Giving My Pain Permission By Listening to My Body
I think that 3+ years of battling chronic health issues taught me more than I could have ever imagined about how to process pain (physically, spiritually, emotionally, etc). I have been battling chronic UTIs and issues with my bladder since 2019. Both of my grandmothers have spent their entire lives battling the same (thank you genetics and the lack of real attention to women’s health issues :).
The pain in my body was not something I could hide or run away from. It was crippling, exhausting, debilitating and full of shame. I didn’t know what to do with it. As a 20-something year old healthy person, I couldn’t understand why I was given this burden to bare. It has seemed so unfair. I have spent hours and hours and hours and thousands of dollars trying to get answers to my questions. I had to be my own best advocate because I found that no doctor was going to do it for me. I had to acknowledge - over and over again - that my pain was real, despite what other people thought (even people with an MD behind their name).
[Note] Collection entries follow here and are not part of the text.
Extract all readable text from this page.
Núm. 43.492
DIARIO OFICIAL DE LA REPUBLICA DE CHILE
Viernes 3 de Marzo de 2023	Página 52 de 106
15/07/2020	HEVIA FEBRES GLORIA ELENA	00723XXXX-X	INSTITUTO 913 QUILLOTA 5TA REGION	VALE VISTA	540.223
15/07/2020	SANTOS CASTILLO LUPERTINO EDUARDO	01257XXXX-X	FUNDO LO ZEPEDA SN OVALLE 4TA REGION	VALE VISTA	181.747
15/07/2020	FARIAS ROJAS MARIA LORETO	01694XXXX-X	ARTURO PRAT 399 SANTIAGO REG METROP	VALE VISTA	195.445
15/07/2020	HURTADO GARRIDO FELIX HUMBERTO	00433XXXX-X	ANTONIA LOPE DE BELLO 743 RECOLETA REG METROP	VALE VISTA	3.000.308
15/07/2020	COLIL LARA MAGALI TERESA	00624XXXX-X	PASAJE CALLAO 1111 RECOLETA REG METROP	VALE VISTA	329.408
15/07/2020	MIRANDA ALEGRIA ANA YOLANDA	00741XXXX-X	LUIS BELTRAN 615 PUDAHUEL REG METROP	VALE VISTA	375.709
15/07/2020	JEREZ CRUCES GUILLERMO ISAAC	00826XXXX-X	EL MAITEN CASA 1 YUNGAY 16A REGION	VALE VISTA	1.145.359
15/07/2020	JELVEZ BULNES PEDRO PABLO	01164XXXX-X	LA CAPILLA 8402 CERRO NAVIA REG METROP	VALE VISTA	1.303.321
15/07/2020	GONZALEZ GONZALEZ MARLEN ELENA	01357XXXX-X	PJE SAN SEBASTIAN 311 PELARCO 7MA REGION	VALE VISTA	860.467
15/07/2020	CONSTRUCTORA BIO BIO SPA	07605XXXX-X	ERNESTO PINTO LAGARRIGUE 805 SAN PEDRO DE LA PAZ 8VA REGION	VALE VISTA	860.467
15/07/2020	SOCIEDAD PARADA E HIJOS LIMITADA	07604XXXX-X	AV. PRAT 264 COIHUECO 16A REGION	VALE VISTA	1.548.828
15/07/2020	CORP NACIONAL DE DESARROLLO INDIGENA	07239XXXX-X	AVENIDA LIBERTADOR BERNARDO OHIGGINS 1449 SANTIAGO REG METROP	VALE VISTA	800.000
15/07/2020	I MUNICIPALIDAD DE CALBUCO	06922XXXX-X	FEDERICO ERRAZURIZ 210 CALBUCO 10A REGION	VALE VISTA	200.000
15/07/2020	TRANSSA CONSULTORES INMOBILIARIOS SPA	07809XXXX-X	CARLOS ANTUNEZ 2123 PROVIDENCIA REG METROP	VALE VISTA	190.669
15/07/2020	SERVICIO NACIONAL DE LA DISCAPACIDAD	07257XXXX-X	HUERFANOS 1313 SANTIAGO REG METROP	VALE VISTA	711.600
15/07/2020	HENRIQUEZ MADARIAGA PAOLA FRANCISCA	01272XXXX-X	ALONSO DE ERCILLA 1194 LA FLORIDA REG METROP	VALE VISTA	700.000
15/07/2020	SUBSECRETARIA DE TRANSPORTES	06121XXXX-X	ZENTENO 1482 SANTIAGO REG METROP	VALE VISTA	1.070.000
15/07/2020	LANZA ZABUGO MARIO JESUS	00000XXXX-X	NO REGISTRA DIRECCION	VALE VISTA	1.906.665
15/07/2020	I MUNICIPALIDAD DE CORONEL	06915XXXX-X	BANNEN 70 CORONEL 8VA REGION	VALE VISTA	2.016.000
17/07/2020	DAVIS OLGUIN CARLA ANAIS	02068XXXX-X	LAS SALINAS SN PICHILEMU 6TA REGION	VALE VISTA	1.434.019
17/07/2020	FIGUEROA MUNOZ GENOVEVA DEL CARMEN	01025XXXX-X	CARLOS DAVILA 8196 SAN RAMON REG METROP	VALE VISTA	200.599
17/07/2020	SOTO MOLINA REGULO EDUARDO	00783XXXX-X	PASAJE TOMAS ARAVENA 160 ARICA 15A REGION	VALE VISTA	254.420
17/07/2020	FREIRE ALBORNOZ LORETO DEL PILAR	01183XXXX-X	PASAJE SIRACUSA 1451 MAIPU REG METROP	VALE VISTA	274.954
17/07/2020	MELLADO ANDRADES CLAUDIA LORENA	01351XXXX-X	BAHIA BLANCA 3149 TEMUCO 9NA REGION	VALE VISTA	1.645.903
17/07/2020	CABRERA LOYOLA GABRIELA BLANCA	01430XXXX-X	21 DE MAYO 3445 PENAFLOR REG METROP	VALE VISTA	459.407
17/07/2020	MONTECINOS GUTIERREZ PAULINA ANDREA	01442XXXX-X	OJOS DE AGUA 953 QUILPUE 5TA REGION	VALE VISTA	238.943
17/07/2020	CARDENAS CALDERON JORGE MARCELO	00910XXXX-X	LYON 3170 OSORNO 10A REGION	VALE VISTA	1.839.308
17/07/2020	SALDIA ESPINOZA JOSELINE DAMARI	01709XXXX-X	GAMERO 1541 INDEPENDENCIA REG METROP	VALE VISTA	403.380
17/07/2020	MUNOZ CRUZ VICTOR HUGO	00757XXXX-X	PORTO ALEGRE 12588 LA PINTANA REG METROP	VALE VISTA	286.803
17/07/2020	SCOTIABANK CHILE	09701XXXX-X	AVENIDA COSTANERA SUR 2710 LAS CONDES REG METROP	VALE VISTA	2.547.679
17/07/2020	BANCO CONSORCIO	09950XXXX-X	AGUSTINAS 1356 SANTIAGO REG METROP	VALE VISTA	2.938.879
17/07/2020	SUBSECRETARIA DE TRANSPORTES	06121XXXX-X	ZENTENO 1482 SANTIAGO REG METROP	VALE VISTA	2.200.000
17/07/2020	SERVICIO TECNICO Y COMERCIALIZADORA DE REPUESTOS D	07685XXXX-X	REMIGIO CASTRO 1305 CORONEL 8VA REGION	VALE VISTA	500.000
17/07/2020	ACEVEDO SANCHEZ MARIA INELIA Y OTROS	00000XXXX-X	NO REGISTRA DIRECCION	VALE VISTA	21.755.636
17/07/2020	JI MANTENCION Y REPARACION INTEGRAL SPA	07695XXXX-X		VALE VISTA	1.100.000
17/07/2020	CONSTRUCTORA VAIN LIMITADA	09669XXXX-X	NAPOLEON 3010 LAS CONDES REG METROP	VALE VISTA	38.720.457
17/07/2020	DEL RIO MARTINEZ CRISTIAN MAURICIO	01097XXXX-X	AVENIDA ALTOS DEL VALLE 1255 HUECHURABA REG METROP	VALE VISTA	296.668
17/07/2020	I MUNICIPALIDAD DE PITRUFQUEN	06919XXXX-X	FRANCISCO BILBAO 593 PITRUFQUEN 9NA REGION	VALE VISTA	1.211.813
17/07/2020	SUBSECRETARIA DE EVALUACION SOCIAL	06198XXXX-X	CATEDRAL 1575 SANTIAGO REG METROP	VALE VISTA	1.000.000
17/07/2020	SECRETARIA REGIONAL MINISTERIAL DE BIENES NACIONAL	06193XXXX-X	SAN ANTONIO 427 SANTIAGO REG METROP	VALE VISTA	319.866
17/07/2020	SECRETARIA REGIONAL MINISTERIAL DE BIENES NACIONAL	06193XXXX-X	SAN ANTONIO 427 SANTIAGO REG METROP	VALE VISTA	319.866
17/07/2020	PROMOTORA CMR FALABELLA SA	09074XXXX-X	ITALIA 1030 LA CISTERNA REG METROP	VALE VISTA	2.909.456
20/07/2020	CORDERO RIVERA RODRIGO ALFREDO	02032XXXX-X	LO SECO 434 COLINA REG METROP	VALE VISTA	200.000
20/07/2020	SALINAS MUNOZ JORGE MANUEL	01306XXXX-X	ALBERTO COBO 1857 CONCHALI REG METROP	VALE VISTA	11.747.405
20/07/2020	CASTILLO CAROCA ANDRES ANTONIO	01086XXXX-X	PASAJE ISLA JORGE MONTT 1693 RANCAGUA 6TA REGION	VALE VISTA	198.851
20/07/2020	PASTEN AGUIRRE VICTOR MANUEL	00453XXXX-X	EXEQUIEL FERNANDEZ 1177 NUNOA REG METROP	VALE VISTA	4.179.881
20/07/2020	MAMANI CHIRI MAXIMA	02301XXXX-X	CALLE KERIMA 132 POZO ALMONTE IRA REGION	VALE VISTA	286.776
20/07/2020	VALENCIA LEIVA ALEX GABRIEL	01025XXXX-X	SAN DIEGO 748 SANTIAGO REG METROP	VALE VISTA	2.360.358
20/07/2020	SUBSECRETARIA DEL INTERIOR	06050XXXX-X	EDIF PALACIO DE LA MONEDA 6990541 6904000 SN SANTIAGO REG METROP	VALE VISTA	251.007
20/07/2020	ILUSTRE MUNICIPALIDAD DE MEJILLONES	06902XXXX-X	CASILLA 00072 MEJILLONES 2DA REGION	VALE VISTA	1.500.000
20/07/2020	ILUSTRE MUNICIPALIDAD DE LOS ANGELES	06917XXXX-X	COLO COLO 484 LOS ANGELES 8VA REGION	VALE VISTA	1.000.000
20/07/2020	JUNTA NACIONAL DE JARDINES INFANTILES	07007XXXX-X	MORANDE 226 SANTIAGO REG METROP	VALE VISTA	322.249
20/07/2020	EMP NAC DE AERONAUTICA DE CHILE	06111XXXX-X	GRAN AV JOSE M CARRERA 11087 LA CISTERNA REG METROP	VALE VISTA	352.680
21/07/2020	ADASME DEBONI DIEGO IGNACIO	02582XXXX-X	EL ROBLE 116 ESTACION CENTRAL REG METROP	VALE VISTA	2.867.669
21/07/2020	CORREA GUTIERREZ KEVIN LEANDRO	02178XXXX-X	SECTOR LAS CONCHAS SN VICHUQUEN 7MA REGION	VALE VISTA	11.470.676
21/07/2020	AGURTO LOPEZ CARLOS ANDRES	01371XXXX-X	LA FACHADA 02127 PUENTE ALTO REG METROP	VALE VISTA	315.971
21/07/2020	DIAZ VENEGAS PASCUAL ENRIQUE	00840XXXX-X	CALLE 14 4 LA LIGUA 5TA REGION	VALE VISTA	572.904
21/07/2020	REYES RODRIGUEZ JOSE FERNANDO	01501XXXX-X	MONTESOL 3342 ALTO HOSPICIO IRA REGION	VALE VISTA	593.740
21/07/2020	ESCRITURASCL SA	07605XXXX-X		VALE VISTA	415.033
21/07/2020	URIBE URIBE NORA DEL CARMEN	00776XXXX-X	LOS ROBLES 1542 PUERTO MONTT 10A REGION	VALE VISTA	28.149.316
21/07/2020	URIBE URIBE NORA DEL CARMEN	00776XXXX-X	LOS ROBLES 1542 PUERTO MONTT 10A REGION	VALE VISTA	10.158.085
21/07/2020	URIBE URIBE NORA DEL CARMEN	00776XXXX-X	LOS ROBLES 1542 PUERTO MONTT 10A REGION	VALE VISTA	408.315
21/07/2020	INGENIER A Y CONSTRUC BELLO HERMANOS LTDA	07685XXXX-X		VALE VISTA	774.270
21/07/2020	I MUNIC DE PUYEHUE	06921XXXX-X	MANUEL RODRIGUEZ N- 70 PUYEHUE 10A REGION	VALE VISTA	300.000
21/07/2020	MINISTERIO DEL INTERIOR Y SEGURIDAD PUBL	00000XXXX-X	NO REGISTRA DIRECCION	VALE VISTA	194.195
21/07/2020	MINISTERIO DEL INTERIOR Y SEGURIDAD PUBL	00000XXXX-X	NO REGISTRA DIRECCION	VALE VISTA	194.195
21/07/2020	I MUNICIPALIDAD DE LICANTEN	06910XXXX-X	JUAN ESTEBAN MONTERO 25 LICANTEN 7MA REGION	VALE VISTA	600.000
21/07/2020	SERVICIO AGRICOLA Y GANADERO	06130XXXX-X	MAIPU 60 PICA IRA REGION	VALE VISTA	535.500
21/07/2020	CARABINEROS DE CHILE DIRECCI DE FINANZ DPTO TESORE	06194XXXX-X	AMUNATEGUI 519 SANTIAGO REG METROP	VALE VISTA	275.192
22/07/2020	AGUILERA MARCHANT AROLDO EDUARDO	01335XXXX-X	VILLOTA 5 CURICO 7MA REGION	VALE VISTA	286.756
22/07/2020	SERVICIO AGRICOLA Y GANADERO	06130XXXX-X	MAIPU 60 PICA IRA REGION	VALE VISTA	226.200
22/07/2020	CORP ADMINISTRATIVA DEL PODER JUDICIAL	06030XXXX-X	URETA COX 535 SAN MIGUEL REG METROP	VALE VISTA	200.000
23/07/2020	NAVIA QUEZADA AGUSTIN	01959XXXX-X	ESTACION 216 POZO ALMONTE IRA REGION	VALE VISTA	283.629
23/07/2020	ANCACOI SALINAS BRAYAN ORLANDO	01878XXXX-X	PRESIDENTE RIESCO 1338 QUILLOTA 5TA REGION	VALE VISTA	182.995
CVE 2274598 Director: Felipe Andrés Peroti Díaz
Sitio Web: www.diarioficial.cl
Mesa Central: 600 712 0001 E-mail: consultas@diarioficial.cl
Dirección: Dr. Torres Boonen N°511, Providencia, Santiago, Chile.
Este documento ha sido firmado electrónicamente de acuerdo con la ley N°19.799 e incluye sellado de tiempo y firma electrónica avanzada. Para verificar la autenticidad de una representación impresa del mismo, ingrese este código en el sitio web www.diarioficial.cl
This lesson for me has been in owning my pain, in allowing myself to acknowledge and hold space for it. It has taken me some years to get comfortable with that. But the lesson I’ve seen revealing itself in the last year or so is that this is just a metaphor for the rest of the pain in my life. Healing doesn’t happen when we don’t give ourselves permission to feel the pain.
Over time, I have learned (the hard way) how to sit with it, acknowledge it and say to myself over and over again - you are in pain, your feelings about it are valid, and I’m not giving up on us. I will hold you until we get this figured out. You are safe here.
I’m an Enneagram 8 and the TRUEST thing about me is that I’m a gut type. I feel everything instinctually. I have a deep sense of knowing that I cannot explain in enough words or express through my feelings. I just know. I feel it in my bones and my breath. Unlocking this part about myself has been the most freeing. To acknowledge that my body has important and real information feels like liberation to me. To really allow myself to BE and to be who I am, just as I am, is the beginning of healing for me.
Thank you, body, for showing me something I couldn’t have learned otherwise. The beginning of healing is giving my pain permission. Permission to be in the world, permission to be held, and permission to be healed.